Review by Publisher Summary 1

Walking with her mother to the park, an exuberant little girl hears music in the sounds all around her that inspires her to sniff, snap and shake before bursting into an impromptu dance that is joined by other children. Illustrated by the Coretta Scott King/John Steptoe New Talent Award-winning artist of Jazzy Miz Mozetta.

Review by Publisher Summary 2

On a trip to the park with her mother, a young girl hears a rhythm coming from the world around her and begins to move to the beat, finally beginning an impromptu dance in which other childen join her.

Review by Publisher Summary 3

This toe-tapping, finger-snapping walk through the neighborhood is a treat for the ears and eyes!

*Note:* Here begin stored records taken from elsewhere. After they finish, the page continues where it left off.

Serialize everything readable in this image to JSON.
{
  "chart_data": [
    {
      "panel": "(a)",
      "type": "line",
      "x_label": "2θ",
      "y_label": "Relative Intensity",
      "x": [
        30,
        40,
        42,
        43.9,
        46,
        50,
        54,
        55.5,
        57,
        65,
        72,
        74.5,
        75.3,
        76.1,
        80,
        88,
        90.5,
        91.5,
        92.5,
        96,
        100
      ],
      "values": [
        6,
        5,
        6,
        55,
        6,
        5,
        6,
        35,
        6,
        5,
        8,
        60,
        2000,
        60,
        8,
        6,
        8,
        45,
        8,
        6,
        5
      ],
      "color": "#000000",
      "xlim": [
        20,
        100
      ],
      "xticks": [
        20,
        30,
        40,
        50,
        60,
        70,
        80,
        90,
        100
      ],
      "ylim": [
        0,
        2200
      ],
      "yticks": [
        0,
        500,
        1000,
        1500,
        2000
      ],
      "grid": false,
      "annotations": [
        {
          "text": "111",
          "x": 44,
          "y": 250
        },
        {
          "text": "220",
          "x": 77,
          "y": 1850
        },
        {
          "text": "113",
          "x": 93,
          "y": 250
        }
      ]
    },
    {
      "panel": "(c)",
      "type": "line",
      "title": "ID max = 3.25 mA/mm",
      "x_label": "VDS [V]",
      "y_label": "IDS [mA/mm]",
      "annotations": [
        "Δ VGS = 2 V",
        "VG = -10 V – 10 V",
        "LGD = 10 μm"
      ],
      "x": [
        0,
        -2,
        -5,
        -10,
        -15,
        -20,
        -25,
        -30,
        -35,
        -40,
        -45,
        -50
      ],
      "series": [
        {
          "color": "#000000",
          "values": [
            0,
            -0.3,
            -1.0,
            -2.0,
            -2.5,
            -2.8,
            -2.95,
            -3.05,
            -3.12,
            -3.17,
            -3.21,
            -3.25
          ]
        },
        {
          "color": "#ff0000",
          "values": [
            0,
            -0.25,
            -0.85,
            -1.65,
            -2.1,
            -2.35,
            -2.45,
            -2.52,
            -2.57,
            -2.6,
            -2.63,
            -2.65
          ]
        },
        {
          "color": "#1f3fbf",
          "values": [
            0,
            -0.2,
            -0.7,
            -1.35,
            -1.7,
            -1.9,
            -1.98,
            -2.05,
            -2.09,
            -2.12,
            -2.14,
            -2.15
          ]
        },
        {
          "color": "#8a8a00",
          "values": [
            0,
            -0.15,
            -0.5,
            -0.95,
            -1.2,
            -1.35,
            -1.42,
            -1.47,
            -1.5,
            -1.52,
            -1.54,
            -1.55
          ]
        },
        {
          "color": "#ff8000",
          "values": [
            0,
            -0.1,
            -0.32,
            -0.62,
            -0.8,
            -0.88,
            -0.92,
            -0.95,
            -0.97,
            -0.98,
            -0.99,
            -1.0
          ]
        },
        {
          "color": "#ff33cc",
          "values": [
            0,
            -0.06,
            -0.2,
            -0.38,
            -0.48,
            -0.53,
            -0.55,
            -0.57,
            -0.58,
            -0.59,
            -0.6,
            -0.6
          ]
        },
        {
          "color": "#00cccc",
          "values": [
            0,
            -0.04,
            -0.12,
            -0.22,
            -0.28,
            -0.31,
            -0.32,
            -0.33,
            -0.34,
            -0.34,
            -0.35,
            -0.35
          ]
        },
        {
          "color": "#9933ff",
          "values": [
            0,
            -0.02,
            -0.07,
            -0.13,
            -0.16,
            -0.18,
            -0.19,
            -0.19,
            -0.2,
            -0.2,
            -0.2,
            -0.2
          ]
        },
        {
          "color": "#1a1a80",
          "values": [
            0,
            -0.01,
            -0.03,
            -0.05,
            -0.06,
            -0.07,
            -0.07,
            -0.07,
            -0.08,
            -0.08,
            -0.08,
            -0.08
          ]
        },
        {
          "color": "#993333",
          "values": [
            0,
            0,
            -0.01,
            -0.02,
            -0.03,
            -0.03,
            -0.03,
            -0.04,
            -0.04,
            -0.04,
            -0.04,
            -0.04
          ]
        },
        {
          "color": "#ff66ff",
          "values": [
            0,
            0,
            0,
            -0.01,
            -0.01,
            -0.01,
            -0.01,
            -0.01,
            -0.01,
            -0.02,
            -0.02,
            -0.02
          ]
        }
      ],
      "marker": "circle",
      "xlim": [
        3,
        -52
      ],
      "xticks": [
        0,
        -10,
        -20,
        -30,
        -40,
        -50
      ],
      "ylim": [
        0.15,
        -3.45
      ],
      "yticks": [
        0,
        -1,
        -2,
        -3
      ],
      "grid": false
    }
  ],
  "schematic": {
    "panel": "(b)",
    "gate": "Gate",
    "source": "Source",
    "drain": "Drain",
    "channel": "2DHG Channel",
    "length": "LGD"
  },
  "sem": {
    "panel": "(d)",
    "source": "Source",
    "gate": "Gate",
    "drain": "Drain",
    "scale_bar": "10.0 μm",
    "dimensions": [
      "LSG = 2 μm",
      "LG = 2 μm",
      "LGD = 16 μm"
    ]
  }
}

Review by Publisher Summary 4

On a simple trip to the park, the joy of music overtakes a mother and daughter. The little girl hears a rhythm coming from the world around her- from butterflies, to street performers, to ice cream sellers everything is musical! She sniffs, snaps, and shakes her way into the heart of the beat, finally busting out in an impromptu dance, which all the kids join in on! Award-winning illustrator Frank Morrison and Connie Schofield-Morrison, capture the beat of the street, to create a rollicking read that will get any kid in the mood to boogie.